Tuesday, July 29, 2008

Schizophrenia Not Allowed

One of the interesting realizations along my journey has been how schizophrenic the traditional views of God, His Word, and His Ways tends to become.One is the way we tend to look at the Old Testament and the New Testament in different ways. While there are more ways we look at the front and back of the Bible with differing views, this only deals with one particular aspect of our perception.

It occured to me that we tend to look at the Old Testament as stories holding truth about what we should and should not do as God's people, but we tend to look at the New Testament as primarily a record of what we should do. It's like we turn the magic page between old and new and the very nature of the complete story changes.

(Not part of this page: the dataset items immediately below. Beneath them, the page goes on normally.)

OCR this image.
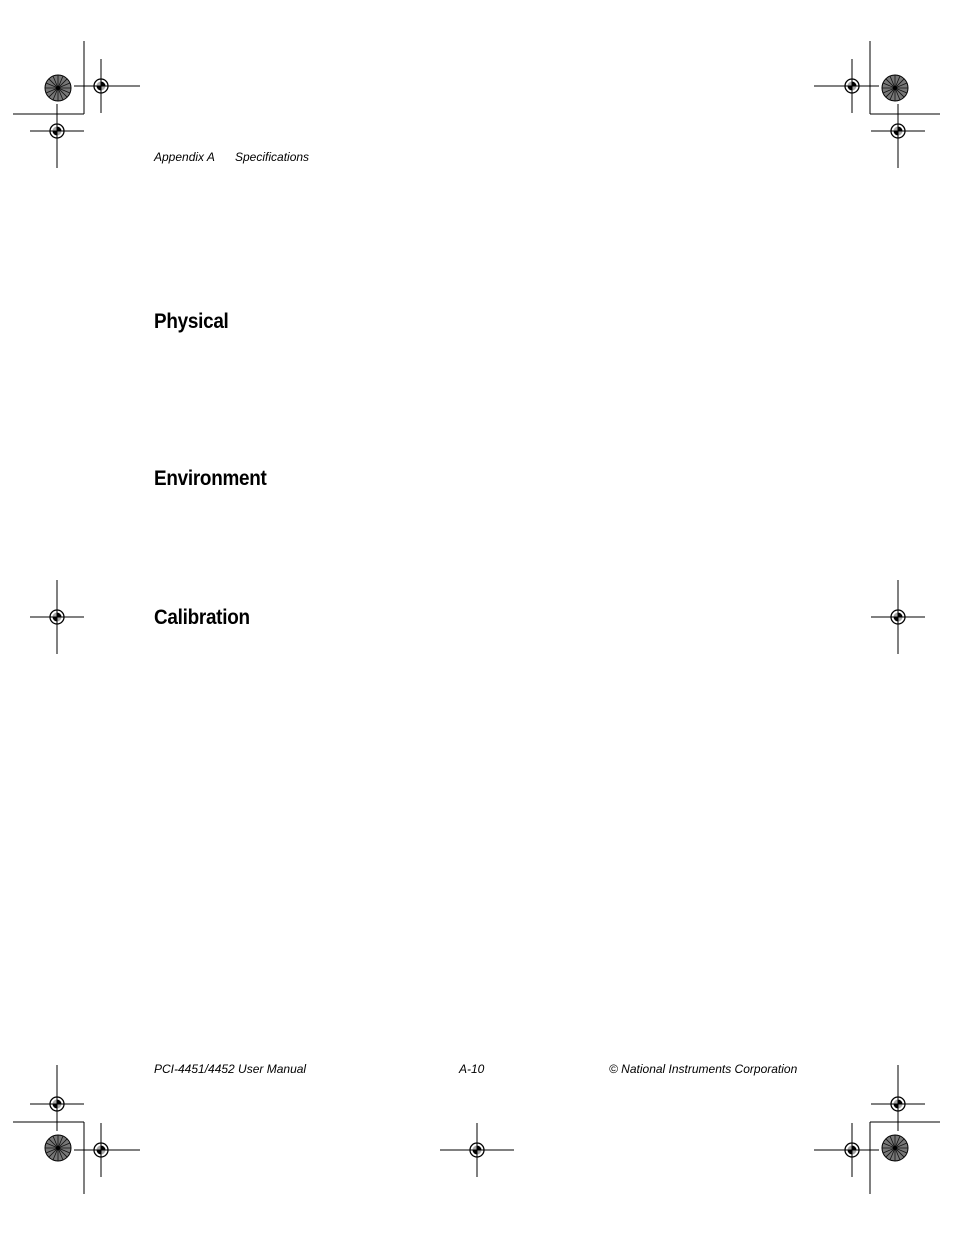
Appendix A Specifications
Physical
Environment
Calibration
PCI-4451/4452 User Manual	A-10	© National Instruments Corporation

I remember one of the major themes of the Old Testament is the fickleness of the God's people. Story after story after story details how the people of God ride the roller coaster of loving God and following Him and then ignoring God and going their own way; or worse yet intermixing the ways of God with the ways of the God-less.

Wouldn't it make sense that this theme played out throughout the entire record of God's redeeming work? Or did that propensity for man going his own way magically disappear between Malachi and Matthew? I'm beginning to realize that the theme indeed continues as we see the closest followers of Jesus, after the resurrection, return to fishing where Jesus finds them and puts them back on the right path (sound like an Old Testament theme to you?). Then there's the page turn between John and Acts. The very first act in the "church age" was for the closest followers of Jesus to create the first nominating committee and "throw the dice" to determine who should replace Judas among the twelve. (I personally believe this was taking matters into their own hands as we later see God replace Judas with Paul; His work, His time, His way vs our work for Him, our way, our timing)

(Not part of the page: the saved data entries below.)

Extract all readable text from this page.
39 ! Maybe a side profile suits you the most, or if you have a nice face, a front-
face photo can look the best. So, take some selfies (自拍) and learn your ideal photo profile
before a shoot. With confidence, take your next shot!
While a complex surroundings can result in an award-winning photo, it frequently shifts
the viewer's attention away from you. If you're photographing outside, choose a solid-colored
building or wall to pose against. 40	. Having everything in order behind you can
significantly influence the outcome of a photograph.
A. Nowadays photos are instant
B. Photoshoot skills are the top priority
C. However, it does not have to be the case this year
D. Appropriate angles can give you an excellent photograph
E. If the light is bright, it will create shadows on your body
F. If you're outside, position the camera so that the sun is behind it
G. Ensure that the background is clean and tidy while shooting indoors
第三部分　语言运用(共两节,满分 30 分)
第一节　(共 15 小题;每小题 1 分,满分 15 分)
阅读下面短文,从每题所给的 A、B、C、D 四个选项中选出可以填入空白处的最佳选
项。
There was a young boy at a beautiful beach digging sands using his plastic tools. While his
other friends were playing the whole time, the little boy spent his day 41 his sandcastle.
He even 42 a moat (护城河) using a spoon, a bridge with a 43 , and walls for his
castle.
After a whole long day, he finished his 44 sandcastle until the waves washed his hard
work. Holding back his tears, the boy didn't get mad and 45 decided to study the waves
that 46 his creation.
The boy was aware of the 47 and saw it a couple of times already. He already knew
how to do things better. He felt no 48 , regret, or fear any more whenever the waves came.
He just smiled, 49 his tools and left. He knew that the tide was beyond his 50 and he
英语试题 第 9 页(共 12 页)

Where did the disciples see this method of determining the will of God? Do we have record of them sitting under a tree or beside a road with Jesus during the three years they were with him so they would know where to go and what to do? Some have challenged my interpretation by pointing out that Jesus was filled with the Spirit and was able to hear the voice of His Father that way, while the disciples at this point had not received the gift of the Spirit so they had to use another method. Again, I don't see Jesus instructing them to do that or showing them how in the record we have of His time with them.

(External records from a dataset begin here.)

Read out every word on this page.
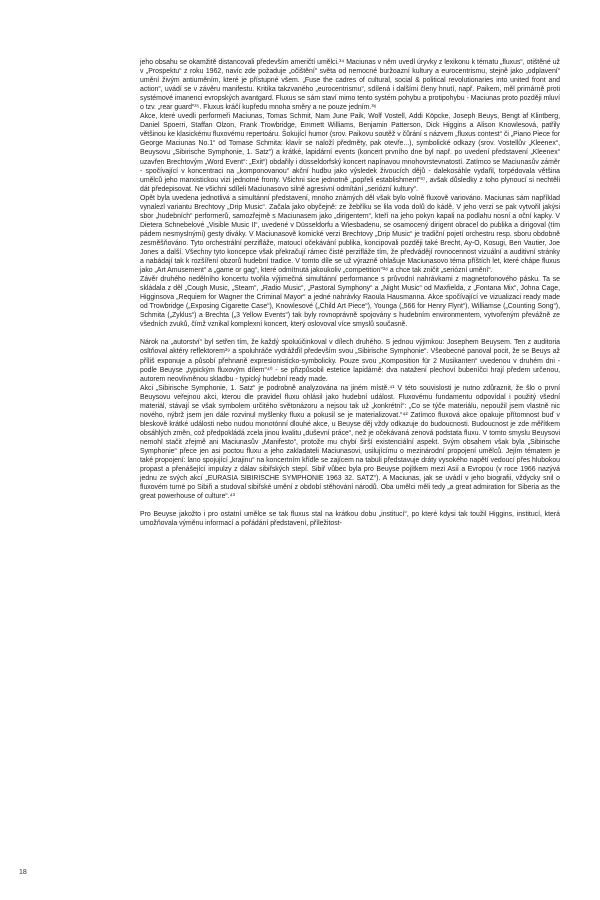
jeho obsahu se okamžitě distancovali především američtí umělci.³⁴ Maciunas v něm uvedl úryvky z lexikonu k tématu „fluxus“, otištěné už v „Prospektu“ z roku 1962, navíc zde požaduje „očištění“ světa od nemocné buržoazní kultury a eurocentrismu, stejně jako „odplavení“ umění živým antiuměním, které je přístupné všem. „Fuse the cadres of cultural, social & political revolutionaries into united front and action“, uvádí se v závěru manifestu. Kritika takzvaného „eurocentrismu“, sdílená i dalšími členy hnutí, např. Paikem, měl primárně proti systémové imanenci evropských avantgard. Fluxus se sám staví mimo tento systém pohybu a protipohybu - Maciunas proto později mluví o tzv. „rear guard“³⁵. Fluxus kráčí kupředu mnoha směry a ne pouze jedním.³⁶

Akce, které uvedli performeři Maciunas, Tomas Schmit, Nam June Paik, Wolf Vostell, Addi Köpcke, Joseph Beuys, Bengt af Klintberg, Daniel Spoerri, Staffan Olzon, Frank Trowbridge, Emmett Williams, Benjamin Patterson, Dick Higgins a Alison Knowlesová, patřily většinou ke klasickému fluxovému repertoáru. Šokující humor (srov. Paikovu soutěž v čůrání s názvem „fluxus contest“ či „Piano Piece for George Maciunas No.1“ od Tomase Schmita: klavír se naloží předměty, pak otevře...), symbolické odkazy (srov. Vostellův „Kleenex“, Beuysovu „Sibirische Symphonie, 1. Satz“) a krátké, lapidární events (koncert prvního dne byl např. po uvedení představení „Kleenex“ uzavřen Brechtovým „Word Event“: „Exit“) obdařily i düsseldorfský koncert napínavou mnohovrstevnatostí. Zatímco se Maciunasův záměr - spočívající v koncentraci na „komponovanou“ akční hudbu jako výsledek živoucích dějů - dalekosáhle vydařil, torpédovala většina umělců jeho marxistickou vizi jednotné fronty. Všichni sice jednotně „popřeli establishment“³⁷, avšak důsledky z toho plynoucí si nechtěli dát předepisovat. Ne všichni sdíleli Maciunasovo silně agresivní odmítání „seriózní kultury“.

Opět byla uvedena jednotlivá a simultánní představení, mnoho známých děl však bylo volně fluxově variováno. Maciunas sám například vynalezl variantu Brechtovy „Drip Music“. Začala jako obyčejně: ze žebříku se lila voda dolů do kádě. V jeho verzi se pak vytvořil jakýsi sbor „hudebních“ performerů, samozřejmě s Maciunasem jako „dirigentem“, kteří na jeho pokyn kapali na podlahu nosní a oční kapky. V Dietera Schnebelové „Visible Music II“, uvedené v Düsseldorfu a Wiesbadenu, se osamocený dirigent obracel do publika a dirigoval (tím pádem nesmyslnými) gesty diváky. V Maciunasově komické verzi Brechtovy „Drip Music“ je tradiční pojetí orchestru resp. sboru obdobně zesměšňováno. Tyto orchestrální perzifláže, matoucí očekávání publika, koncipovali později také Brecht, Ay-O, Kosugi, Ben Vautier, Joe Jones a další. Všechny tyto koncepce však překračují rámec čisté perzifláže tím, že předvádějí rovnocennost vizuální a auditivní stránky a nabádají tak k rozšíření obzorů hudební tradice. V tomto díle se už výrazně ohlašuje Maciunasovo téma příštích let, které chápe fluxus jako „Art Amusement“ a „game or gag“, které odmítnutá jakoukoliv „competition“³⁸ a chce tak zničit „seriózní umění“.

Závěr druhého nedělního koncertu tvořila výjimečná simultánní performance s průvodní nahrávkami z magnetofonového pásku. Ta se skládala z děl „Cough Music, „Steam“, „Radio Music“, „Pastoral Symphony“ a „Night Music“ od Maxfielda, z „Fontana Mix“, Johna Cage, Higginsova „Requiem for Wagner the Criminal Mayor“ a jedné nahrávky Raoula Hausmanna. Akce spočívající ve vizualizaci ready made od Trowbridge („Exposing Cigarette Case“), Knowlesové („Child Art Piece“), Younga („566 for Henry Flynt“), Williamse („Counting Song“), Schmita („Zyklus“) a Brechta („3 Yellow Events“) tak byly rovnoprávně spojovány s hudebním environmentem, vytvořeným převážně ze všedních zvuků, čímž vznikal komplexní koncert, který oslovoval více smyslů současně.

Nárok na „autorství“ byl setřen tím, že každý spoluúčinkoval v dílech druhého. S jednou výjimkou: Josephem Beuysem. Ten z auditoria osltňoval aktéry reflektorem³⁹ a spoluhráče vydrážďil především svou „Sibirische Symphonie“. Všeobecné panoval pocit, že se Beuys až příliš exponuje a působí přehnaně expresionisticko-symbolicky. Pouze svou „Komposition für 2 Musikanten“ uvedenou v druhém dni - podle Beuyse „typickým fluxovým dílem“⁴⁰ - se přizpůsobil estetice lapidárně: dva natažení plechoví bubeníčci hrají předem určenou, autorem neovlivněnou skladbu - typický hudební ready made.

Akci „Sibirische Symphonie, 1. Satz“ je podrobně analyzována na jiném místě.⁴¹ V této souvislosti je nutno zdůraznit, že šlo o první Beuysovu veřejnou akci, kterou dle pravidel fluxu ohlásil jako hudební událost. Fluxovému fundamentu odpovídal i použitý všední materiál, stávají se však symbolem určitého světonázoru a nejsou tak už „konkrétní“: „Co se týče materiálu, nepoužil jsem vlastně nic nového, nýbrž jsem jen dále rozvinul myšlenky fluxu a pokusil se je materializovat.“⁴² Zatímco fluxová akce opakuje přítomnost buď v bleskově krátké události nebo nudou monotónní dlouhé akce, u Beuyse děj vždy odkazuje do budoucnosti. Budoucnost je zde měřítkem obsáhlých změn, což předpokládá zcela jinou kvalitu „duševní práce“, než je očekávaná zenová podstata fluxu. V tomto smyslu Beuysovi nemohl stačit zřejmě ani Maciunasův „Manifesto“, protože mu chybí širší existenciální aspekt. Svým obsahem však byla „Sibirische Symphonie“ přece jen asi poctou fluxu a jeho zakladateli Maciunasovi, usilujícímu o mezinárodní propojení umělců. Jejím tématem je také propojení: lano spojující „krajinu“ na koncertním křídle se zajícem na tabuli představuje dráty vysokého napětí vedoucí přes hlubokou propast a přenášející impulzy z dálav sibiřských stepí. Sibiř vůbec byla pro Beuyse pojítkem mezi Asií a Evropou (v roce 1966 nazývá jednu ze svých akcí „EURASIA SIBIRISCHE SYMPHONIE 1963 32. SATZ“). A Maciunas, jak se uvádí v jeho biografii, vždycky snil o fluxovém turné po Sibiři a studoval sibiřské umění z období stěhování národů. Oba umělci měli tedy „a great admiration for Siberia as the great powerhouse of culture“.⁴³

Pro Beuyse jakožto i pro ostatní umělce se tak fluxus stal na krátkou dobu „institucí“, po které kdysi tak toužil Higgins, institucí, která umožňovala výměnu informací a pořádání představení, příležitost-

18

I would cite more examples, but that would incite a riot here and I'm not after that. What I'm trying to do from this point forward is test everything I see in the New Testament (as well as the Old) against what I see Jesus doing and what I hear Jesus saying in the record of His time here among us. If there's a difference between what Jesus said and did, it leaves room for considering if that was something we've added to what Jesus and His Father intended.

So, to me, this thread of the fickleness of God's people continues throughout the story. So where are the turns back to the old ways? What events in Matthew-Revelation are the record of God's people returning to old ways instead of following the new way Jesus showed and left them? What pieces of an old way of life do we live out today because "it's in the New Testament" even though it's in there to show that even after Christ's sacrifice for us was fulfilled we still battle with the draw to our old ways of unbelief? At least I'm watching for those now as I read the New Testament too.